As a vote in the US Congress passes, with far too much blind opposition and also far too much cheering, it’s refreshing to hear a civilized discussion about healthcare in the US. Not in the Congress, of course, or in the mainstream media.
An elementary moral point must be made: without universal healthcare, barbarism prevails in any society. This bill is arguably a lessening of that barbarism, possibly even significantly. But barbarism still prevails.
Those who cheer for this legislation must be careful, lest they be mistaken for cheering for the barbarism, albeit reduced, which it implements.
The following discussion is a good example of a debate from a civilized perspective.
Dennis Kucinich and Ralph Nader: A discussion on Healthcare, Politics, and Reform
On the left, Nader:
this is the latest chapter of corporate Democrats crushing progressive forces both inside their party and against third parties…
there will be 180,000 Americans who will die between now and 2014 before any coverage expands, and hundreds of thousands of injuries and illnesses untreated. This bill does not provide universal, comprehensive or affordable care to the American people. It shovels hundreds and billions of dollars of taxpayer money into the worst corporations who’ve created this problem… For the drug companies, it’s a bonanza.
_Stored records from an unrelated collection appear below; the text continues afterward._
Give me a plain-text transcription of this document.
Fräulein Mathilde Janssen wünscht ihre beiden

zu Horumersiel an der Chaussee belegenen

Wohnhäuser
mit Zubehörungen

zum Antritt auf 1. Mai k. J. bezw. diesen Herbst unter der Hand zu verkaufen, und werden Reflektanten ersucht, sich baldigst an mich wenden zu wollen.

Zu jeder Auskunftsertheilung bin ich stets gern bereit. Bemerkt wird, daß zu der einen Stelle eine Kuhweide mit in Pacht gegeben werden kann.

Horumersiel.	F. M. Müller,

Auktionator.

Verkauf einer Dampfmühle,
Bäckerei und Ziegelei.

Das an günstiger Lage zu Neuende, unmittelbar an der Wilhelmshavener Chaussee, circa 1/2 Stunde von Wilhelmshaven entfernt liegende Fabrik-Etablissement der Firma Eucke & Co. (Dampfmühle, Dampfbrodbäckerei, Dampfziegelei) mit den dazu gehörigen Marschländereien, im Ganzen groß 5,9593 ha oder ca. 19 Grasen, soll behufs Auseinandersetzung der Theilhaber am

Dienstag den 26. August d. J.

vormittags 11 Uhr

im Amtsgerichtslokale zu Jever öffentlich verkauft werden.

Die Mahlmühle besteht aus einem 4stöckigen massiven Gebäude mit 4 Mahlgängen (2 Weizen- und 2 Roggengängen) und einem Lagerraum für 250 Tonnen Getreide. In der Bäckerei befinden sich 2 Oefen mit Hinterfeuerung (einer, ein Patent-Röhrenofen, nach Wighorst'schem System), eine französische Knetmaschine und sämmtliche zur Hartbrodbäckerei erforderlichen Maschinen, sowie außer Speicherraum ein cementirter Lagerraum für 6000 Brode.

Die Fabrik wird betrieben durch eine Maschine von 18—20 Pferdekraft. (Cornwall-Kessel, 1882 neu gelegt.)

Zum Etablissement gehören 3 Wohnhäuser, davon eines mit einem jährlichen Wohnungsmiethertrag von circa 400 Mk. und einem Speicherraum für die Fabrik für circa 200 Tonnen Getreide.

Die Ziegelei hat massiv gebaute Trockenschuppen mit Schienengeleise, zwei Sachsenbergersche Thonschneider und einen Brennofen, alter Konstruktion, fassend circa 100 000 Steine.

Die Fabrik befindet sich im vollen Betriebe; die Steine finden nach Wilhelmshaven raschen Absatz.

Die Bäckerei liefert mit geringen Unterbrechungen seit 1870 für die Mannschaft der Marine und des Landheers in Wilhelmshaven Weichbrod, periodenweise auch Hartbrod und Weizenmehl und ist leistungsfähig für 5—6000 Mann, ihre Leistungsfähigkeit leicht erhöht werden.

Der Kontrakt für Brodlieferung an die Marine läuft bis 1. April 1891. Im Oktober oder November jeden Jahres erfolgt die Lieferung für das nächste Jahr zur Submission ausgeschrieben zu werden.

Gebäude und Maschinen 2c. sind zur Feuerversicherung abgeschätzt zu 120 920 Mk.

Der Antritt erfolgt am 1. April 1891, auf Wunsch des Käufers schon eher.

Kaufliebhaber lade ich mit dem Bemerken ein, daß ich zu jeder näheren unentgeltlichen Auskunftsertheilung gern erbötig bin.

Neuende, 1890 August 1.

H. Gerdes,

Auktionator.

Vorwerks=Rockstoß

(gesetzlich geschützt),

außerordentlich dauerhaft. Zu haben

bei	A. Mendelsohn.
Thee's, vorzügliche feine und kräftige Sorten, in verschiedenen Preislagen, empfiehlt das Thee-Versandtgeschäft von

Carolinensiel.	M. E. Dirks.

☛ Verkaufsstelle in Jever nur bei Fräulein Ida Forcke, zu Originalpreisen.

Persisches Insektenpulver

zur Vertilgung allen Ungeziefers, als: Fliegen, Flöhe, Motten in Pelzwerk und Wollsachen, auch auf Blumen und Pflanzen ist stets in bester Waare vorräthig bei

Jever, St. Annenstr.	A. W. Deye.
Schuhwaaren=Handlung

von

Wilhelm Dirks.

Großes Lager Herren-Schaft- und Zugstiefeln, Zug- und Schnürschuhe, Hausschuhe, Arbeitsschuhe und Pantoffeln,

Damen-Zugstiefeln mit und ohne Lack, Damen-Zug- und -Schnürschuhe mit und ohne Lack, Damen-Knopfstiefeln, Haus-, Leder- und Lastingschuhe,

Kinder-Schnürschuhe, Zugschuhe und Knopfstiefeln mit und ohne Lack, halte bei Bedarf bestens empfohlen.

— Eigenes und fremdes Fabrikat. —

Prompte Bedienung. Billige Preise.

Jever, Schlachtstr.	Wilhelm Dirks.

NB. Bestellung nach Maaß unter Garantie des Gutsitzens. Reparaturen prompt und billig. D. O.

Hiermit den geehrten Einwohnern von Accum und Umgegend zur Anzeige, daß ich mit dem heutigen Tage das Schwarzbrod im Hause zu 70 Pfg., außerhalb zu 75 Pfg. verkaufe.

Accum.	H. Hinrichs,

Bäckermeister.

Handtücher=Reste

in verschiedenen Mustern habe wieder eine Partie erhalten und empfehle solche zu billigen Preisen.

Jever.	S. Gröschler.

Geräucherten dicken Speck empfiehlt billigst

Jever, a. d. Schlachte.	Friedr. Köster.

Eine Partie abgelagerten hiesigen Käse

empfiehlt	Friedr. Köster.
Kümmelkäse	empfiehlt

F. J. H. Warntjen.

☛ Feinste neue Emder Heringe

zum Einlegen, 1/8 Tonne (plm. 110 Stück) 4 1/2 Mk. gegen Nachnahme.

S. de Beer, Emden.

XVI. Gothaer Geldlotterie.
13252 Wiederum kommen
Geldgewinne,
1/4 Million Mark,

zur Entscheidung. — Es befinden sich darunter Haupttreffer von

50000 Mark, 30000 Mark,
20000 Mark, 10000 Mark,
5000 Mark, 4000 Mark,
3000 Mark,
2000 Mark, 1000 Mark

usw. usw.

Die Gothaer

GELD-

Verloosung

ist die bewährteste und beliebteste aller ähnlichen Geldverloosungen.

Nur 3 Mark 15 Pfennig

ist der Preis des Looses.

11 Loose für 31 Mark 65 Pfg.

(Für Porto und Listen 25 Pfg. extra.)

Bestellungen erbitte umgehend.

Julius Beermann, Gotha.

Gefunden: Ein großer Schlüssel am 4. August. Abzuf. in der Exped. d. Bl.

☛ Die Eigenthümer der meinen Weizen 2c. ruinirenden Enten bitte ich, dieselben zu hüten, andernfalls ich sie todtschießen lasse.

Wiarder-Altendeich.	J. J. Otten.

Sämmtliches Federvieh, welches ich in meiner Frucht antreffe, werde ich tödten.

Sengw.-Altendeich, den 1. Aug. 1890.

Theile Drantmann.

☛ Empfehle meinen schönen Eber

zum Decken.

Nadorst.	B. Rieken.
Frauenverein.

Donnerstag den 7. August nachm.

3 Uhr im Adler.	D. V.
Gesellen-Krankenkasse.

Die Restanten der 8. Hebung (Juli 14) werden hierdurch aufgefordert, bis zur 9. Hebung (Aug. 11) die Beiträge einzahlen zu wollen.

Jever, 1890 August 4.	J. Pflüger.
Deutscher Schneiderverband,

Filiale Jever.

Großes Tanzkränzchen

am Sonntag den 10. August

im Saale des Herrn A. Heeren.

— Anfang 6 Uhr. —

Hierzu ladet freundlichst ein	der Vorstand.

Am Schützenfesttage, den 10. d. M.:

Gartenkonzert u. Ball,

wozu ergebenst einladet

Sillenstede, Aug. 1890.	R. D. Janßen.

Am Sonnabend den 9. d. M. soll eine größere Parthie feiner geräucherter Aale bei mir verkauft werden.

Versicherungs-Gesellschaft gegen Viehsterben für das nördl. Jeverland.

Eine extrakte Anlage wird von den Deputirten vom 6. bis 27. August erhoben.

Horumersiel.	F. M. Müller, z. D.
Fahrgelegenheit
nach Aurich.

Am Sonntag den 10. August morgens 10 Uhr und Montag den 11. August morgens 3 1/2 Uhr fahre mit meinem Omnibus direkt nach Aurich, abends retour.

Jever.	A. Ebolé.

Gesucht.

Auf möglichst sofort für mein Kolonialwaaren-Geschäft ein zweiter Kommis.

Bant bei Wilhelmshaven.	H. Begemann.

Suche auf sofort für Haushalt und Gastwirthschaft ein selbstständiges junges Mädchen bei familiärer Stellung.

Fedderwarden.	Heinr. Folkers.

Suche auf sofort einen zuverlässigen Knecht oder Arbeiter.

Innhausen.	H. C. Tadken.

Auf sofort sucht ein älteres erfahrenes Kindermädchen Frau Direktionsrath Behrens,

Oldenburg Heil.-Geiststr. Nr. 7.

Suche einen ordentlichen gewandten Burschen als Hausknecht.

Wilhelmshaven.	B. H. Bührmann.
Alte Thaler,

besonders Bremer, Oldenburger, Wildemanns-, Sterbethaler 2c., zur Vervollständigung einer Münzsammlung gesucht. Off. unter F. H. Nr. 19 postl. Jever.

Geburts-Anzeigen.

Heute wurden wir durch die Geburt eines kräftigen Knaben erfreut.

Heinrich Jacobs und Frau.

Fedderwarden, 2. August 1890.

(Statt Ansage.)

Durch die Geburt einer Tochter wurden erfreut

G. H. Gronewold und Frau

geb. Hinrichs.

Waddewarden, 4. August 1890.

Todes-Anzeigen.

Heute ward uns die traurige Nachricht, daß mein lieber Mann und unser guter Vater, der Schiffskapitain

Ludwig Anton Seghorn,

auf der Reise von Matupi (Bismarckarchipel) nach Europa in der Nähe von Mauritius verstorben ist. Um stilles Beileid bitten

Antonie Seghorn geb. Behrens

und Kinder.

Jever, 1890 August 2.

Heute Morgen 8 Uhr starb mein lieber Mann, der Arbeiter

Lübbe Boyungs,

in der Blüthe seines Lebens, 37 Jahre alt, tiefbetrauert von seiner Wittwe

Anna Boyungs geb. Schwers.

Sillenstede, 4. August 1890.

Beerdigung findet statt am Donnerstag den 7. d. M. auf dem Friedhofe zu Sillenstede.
On the right (for once), Kucinich:
I don’t like much of anything of what’s happening here, except to say that I think that down the road we need to jump over this debate and go right to a bigger debate about how do we get healthcare that’s significant, how do we supplant the role of private insurers…
the whole system is wrong. But, you know, there’s a point at which you are in the system and you have to figure out, is there a way to try to use the moment to move in a direction that gives you a chance to keep pushing the point.
Indeed. Stop cheering, and use the moment to move in the direction out of previous barbarism, out of the new version of barbarism, and towards a minimal degree of civilization.